Still, they divide most populated parts of the United States into highly detailed yet manageable geographic units - small enough to capture meaningful local variation, but large enough to keep data practical and actionable for many real-world use cases. County-level analysis, by comparison, is often too coarse and inconsistent, especially between dense urban regions and large rural counties.
They are also pragmatically consistent nationwide: whether a state uses counties, parishes, boroughs, or other local divisions, the USPS framework provides a common geographic reference familiar to consumers and businesses alike.
It also allows us to do advanced geospatial calculations, like calculating access to amenities and commute patterns based on actual road networks, at a practical nationwide scale.
That said, ZIPs are not the only useful geography. SkaldMaps now supports county views where supported and census tract workflows on Expert.
How do you compare to Regrid, LightBox, etc?
We do not offer parcel data - our focus is on area-level data and tools across ZIPs, counties, and tracts. This allows us to provide a more affordable and user-friendly product for home buyers, investors, and realtors who want to explore and understand markets before considering individual parcel research.

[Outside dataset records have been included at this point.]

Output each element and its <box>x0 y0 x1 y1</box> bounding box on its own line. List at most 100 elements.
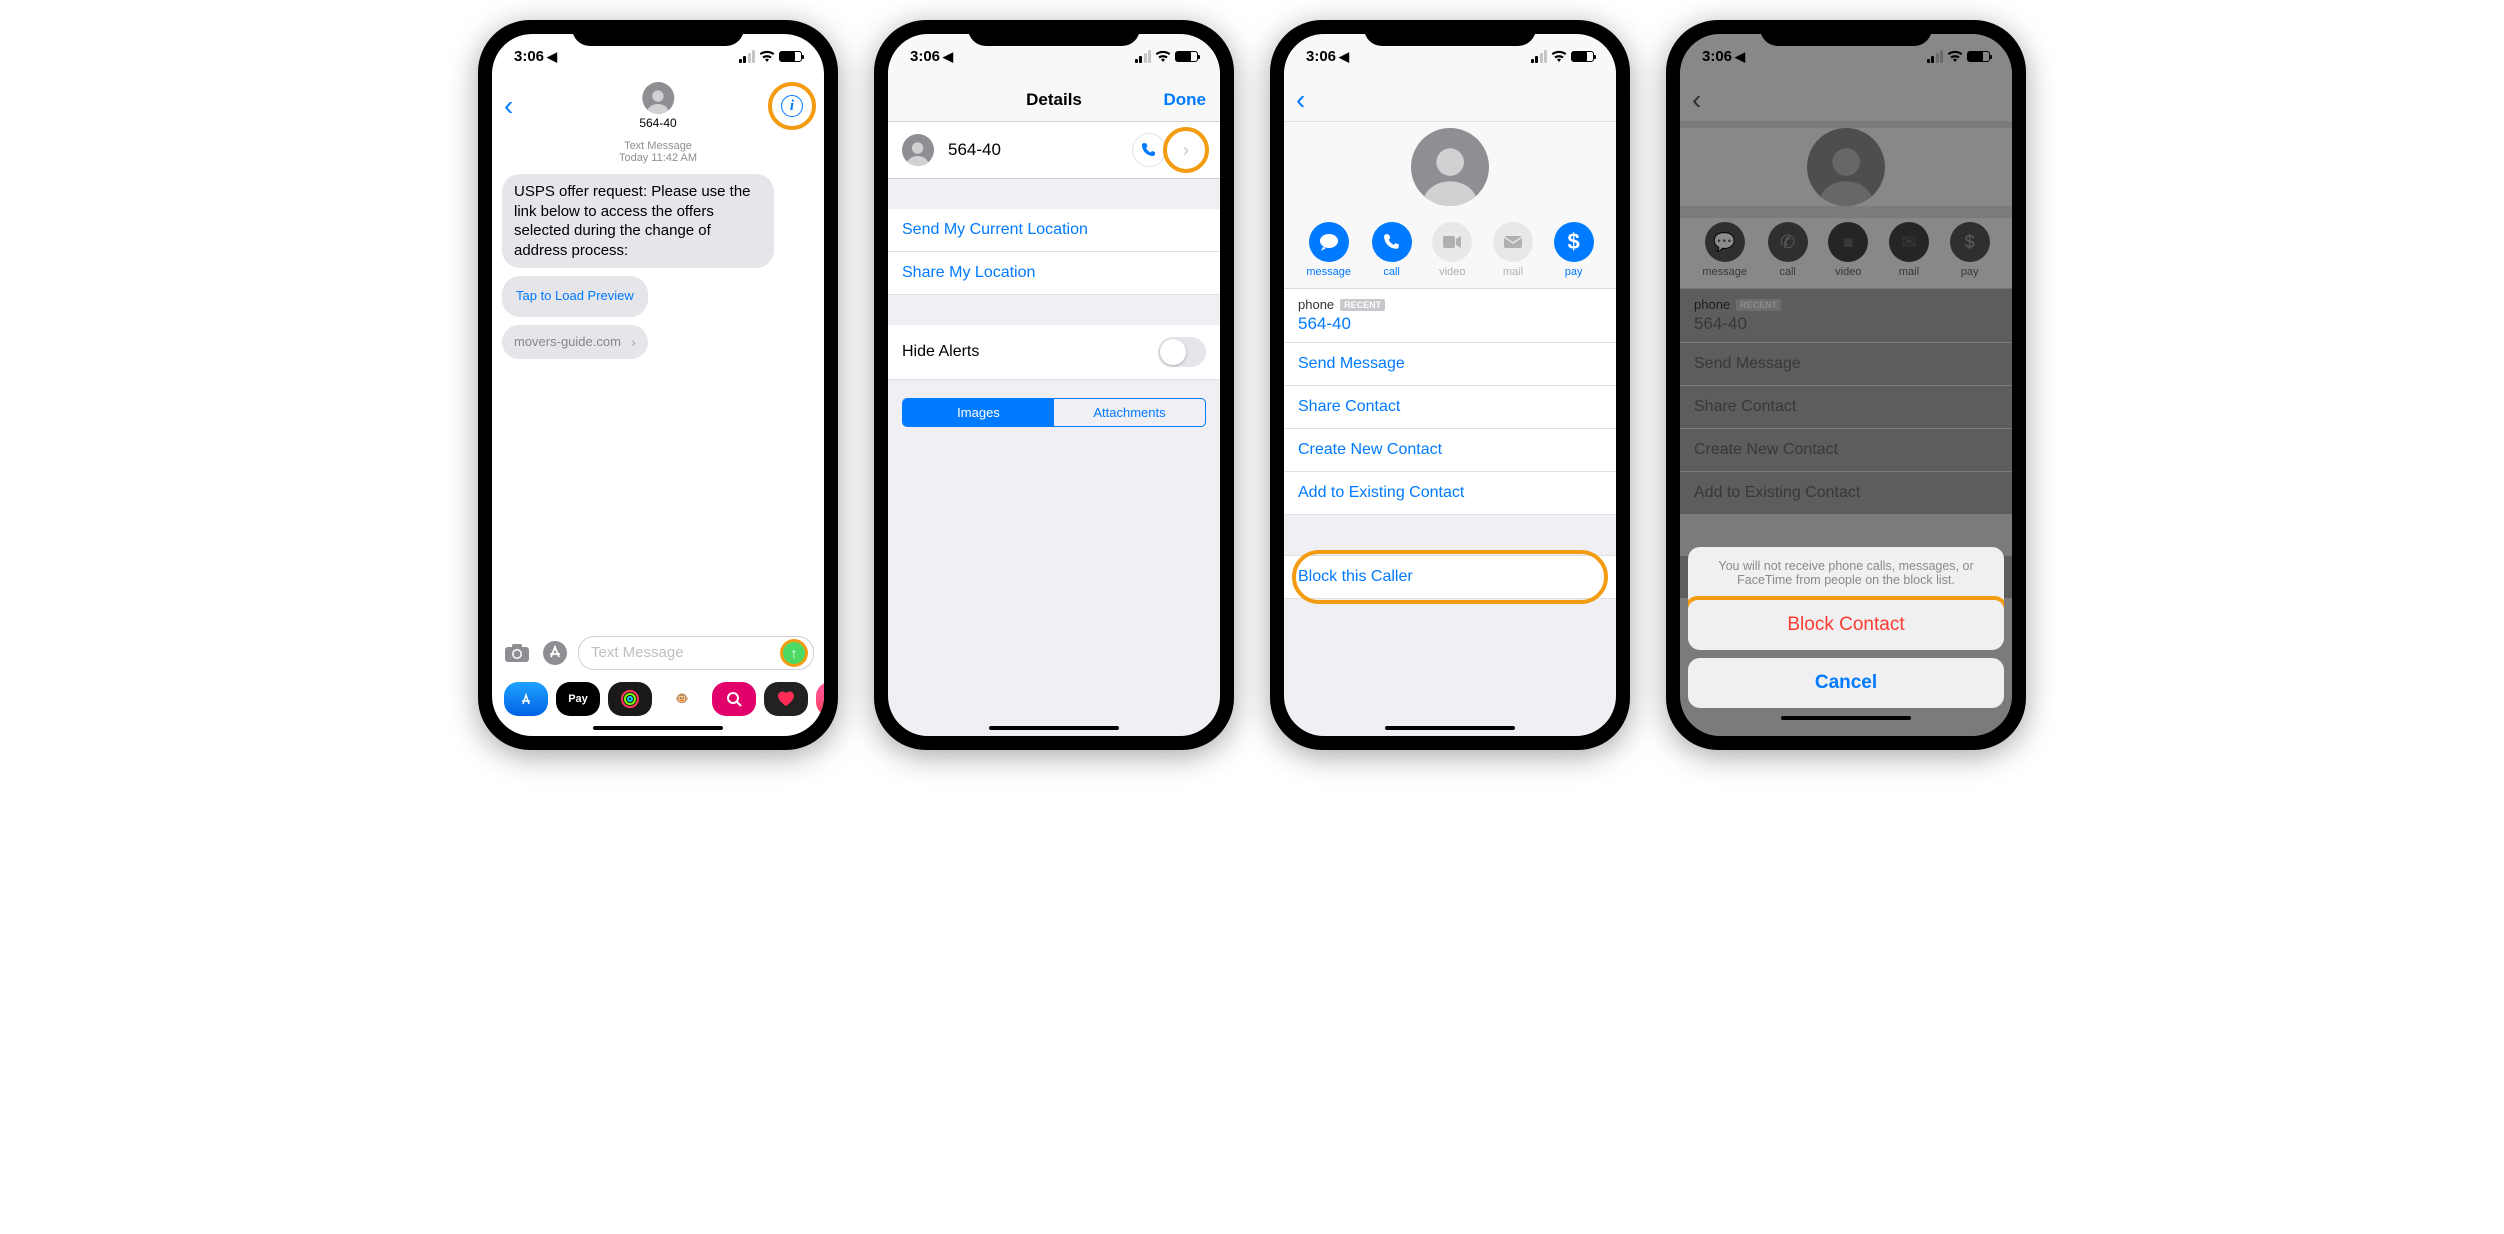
send-button[interactable]: ↑ <box>783 642 805 664</box>
camera-icon[interactable] <box>502 641 532 665</box>
segment-images[interactable]: Images <box>903 399 1054 426</box>
action-call[interactable]: call <box>1372 222 1412 278</box>
action-video: video <box>1432 222 1472 278</box>
done-button[interactable]: Done <box>1164 90 1207 110</box>
phone-3: 3:06◀ ‹ message call video mail $pay pho… <box>1270 20 1630 750</box>
signal-icon <box>1927 50 1944 63</box>
status-time: 3:06 <box>514 48 544 65</box>
message-input[interactable]: Text Message ↑ <box>578 636 814 670</box>
tray-activity[interactable] <box>608 682 652 716</box>
share-contact-button: Share Contact <box>1680 386 2012 429</box>
signal-icon <box>1135 50 1152 63</box>
home-indicator[interactable] <box>1781 716 1911 721</box>
notch <box>1364 20 1536 46</box>
phone-number-row: phoneRECENT 564-40 <box>1680 289 2012 343</box>
create-contact-button: Create New Contact <box>1680 429 2012 472</box>
details-screen: 3:06◀ Details Done 564-40 › Send My Curr… <box>888 34 1220 736</box>
contact-row[interactable]: 564-40 › <box>888 122 1220 179</box>
recent-badge: RECENT <box>1736 299 1781 311</box>
add-existing-contact-button[interactable]: Add to Existing Contact <box>1284 472 1616 515</box>
location-icon: ◀ <box>1339 49 1349 64</box>
details-nav: Details Done <box>888 78 1220 122</box>
battery-icon <box>1571 51 1594 62</box>
tutorial-highlight <box>768 82 816 130</box>
message-bubble[interactable]: USPS offer request: Please use the link … <box>502 174 774 268</box>
notch <box>968 20 1140 46</box>
battery-icon <box>1175 51 1198 62</box>
share-location-button[interactable]: Share My Location <box>888 252 1220 295</box>
tutorial-highlight <box>1292 550 1608 604</box>
avatar-icon <box>1411 128 1489 206</box>
wifi-icon <box>1155 50 1171 62</box>
battery-icon <box>1967 51 1990 62</box>
action-mail: mail <box>1493 222 1533 278</box>
segment-attachments[interactable]: Attachments <box>1054 399 1205 426</box>
action-sheet: You will not receive phone calls, messag… <box>1688 547 2004 727</box>
contact-nav: ‹ <box>1284 78 1616 122</box>
nav-title: Details <box>1026 90 1082 110</box>
block-caller-wrap: Block this Caller <box>1284 555 1616 599</box>
info-button[interactable]: i <box>772 86 812 126</box>
message-type: Text Message <box>492 140 824 152</box>
action-video: ■video <box>1828 222 1868 278</box>
wifi-icon <box>1947 50 1963 62</box>
link-bubble[interactable]: movers-guide.com › <box>502 325 648 359</box>
avatar-icon <box>902 134 934 166</box>
contact-number: 564-40 <box>948 140 1132 160</box>
contact-nav: ‹ <box>1680 78 2012 122</box>
phone-number-row[interactable]: phoneRECENT 564-40 <box>1284 289 1616 343</box>
block-contact-button[interactable]: Block Contact <box>1688 600 2004 650</box>
phone-number-value: 564-40 <box>1298 314 1602 334</box>
location-icon: ◀ <box>1735 49 1745 64</box>
cancel-button[interactable]: Cancel <box>1688 658 2004 708</box>
call-button[interactable] <box>1132 133 1166 167</box>
avatar-icon[interactable] <box>642 82 674 114</box>
phone-2: 3:06◀ Details Done 564-40 › Send My Curr… <box>874 20 1234 750</box>
tutorial-highlight <box>1163 127 1209 173</box>
back-button: ‹ <box>1692 84 1701 116</box>
messages-screen: 3:06◀ ‹ 564-40 i Text Message Today 11:4… <box>492 34 824 736</box>
tray-gif[interactable] <box>712 682 756 716</box>
send-message-button: Send Message <box>1680 343 2012 386</box>
action-row: 💬message ✆call ■video ✉mail $pay <box>1680 218 2012 289</box>
send-location-button[interactable]: Send My Current Location <box>888 209 1220 252</box>
messages-nav: ‹ 564-40 i <box>492 78 824 134</box>
contact-card-screen-dimmed: 3:06◀ ‹ 💬message ✆call ■video ✉mail $pay… <box>1680 34 2012 736</box>
action-row: message call video mail $pay <box>1284 218 1616 289</box>
create-contact-button[interactable]: Create New Contact <box>1284 429 1616 472</box>
action-message[interactable]: message <box>1306 222 1351 278</box>
sheet-message: You will not receive phone calls, messag… <box>1688 547 2004 600</box>
disclosure-button[interactable]: › <box>1166 130 1206 170</box>
app-tray[interactable]: Pay 🐵 ♪ <box>492 676 824 720</box>
link-preview-button[interactable]: Tap to Load Preview <box>502 276 648 317</box>
home-indicator[interactable] <box>593 726 723 731</box>
recent-badge: RECENT <box>1340 299 1385 311</box>
home-indicator[interactable] <box>1385 726 1515 731</box>
status-time: 3:06 <box>1702 48 1732 65</box>
link-domain: movers-guide.com <box>514 334 621 351</box>
wifi-icon <box>759 50 775 62</box>
phone-4: 3:06◀ ‹ 💬message ✆call ■video ✉mail $pay… <box>1666 20 2026 750</box>
tray-applepay[interactable]: Pay <box>556 682 600 716</box>
share-contact-button[interactable]: Share Contact <box>1284 386 1616 429</box>
segmented-control[interactable]: Images Attachments <box>902 398 1206 427</box>
tray-music[interactable]: ♪ <box>816 682 824 716</box>
hide-alerts-toggle[interactable] <box>1158 337 1206 367</box>
action-pay: $pay <box>1950 222 1990 278</box>
back-button[interactable]: ‹ <box>1296 84 1305 116</box>
message-input-row: Text Message ↑ <box>492 630 824 676</box>
appstore-icon[interactable] <box>540 641 570 665</box>
back-button[interactable]: ‹ <box>504 90 513 122</box>
tray-appstore[interactable] <box>504 682 548 716</box>
tray-animoji[interactable]: 🐵 <box>660 682 704 716</box>
notch <box>1760 20 1932 46</box>
action-message: 💬message <box>1702 222 1747 278</box>
tray-heart[interactable] <box>764 682 808 716</box>
action-pay[interactable]: $pay <box>1554 222 1594 278</box>
signal-icon <box>739 50 756 63</box>
send-message-button[interactable]: Send Message <box>1284 343 1616 386</box>
home-indicator[interactable] <box>989 726 1119 731</box>
chevron-right-icon: › <box>631 333 636 351</box>
hide-alerts-row: Hide Alerts <box>888 325 1220 380</box>
notch <box>572 20 744 46</box>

In other words, if you want to filter an entire state by price, schools, commute (or whatever you care about!) to find promising ZIP codes for a home search or investment thesis, SkaldMaps is built for that.
We wanted to build a tool that's useful for a homebuyer moving for work, somebody looking for an investment property, or a realtor or investor helping clients - not just for giant corporations investing millions in commercial real estate.
Nothing wrong with that: We think SkaldMaps still offers some great tools for those folks. However, if you need property lines, the good people over at those companies do great work and offer powerful tools for users who need parcel-level data and analysis.
We see SkaldMaps as complementary to those offerings - a more accessible entry point for many users, and a way to explore and understand county, ZIP, or even census tract level patterns that can inform more detailed analysis down the line.
Who is behind SkaldMaps?
SkaldMaps LLC is a small business from Georgia. Our background is in Data Engineering and Data Science, and we're passionate about making data more accessible and actionable for everyone.
Our starter plan is well within reach for regular home owners, no MLS access required.
SkaldMaps was born out of a prototype we've built for ourselves - and wound up purchasing a property based on the data it uncovered.
SkaldMaps is the grown up version of that idea - with lots more RAM needed to build our models.
If you want to talk to a human, send us a note and we'll get back to you.
What is a Skald, anyways?
Skáld is Old Norse for "poet". Skaldic verses are one of our main sources of knowledge about what we commonly refer to as "Vikings".
While "Viking" was actually a job, not a people, the Norse theme is a nod to the Norse voyages to Vinland - one of the earliest known European explorations of North America. We like the idea of a name that evokes exploration, discovery, and making sense of new lands.
It was also likely Skalds who wrote the original sagas - their names, however, are sadly lost to history.
Our logo is inspired by the Jēran rune, which broadly stands for harvest, cycles, and the fruits of labor. We liked the idea of a symbol that represents the payoff of doing the work to understand the data and make informed decisions.
As you may guess, we spend too much time on this, but I hope it gives you an idea of the spirit we want to bring to SkaldMaps.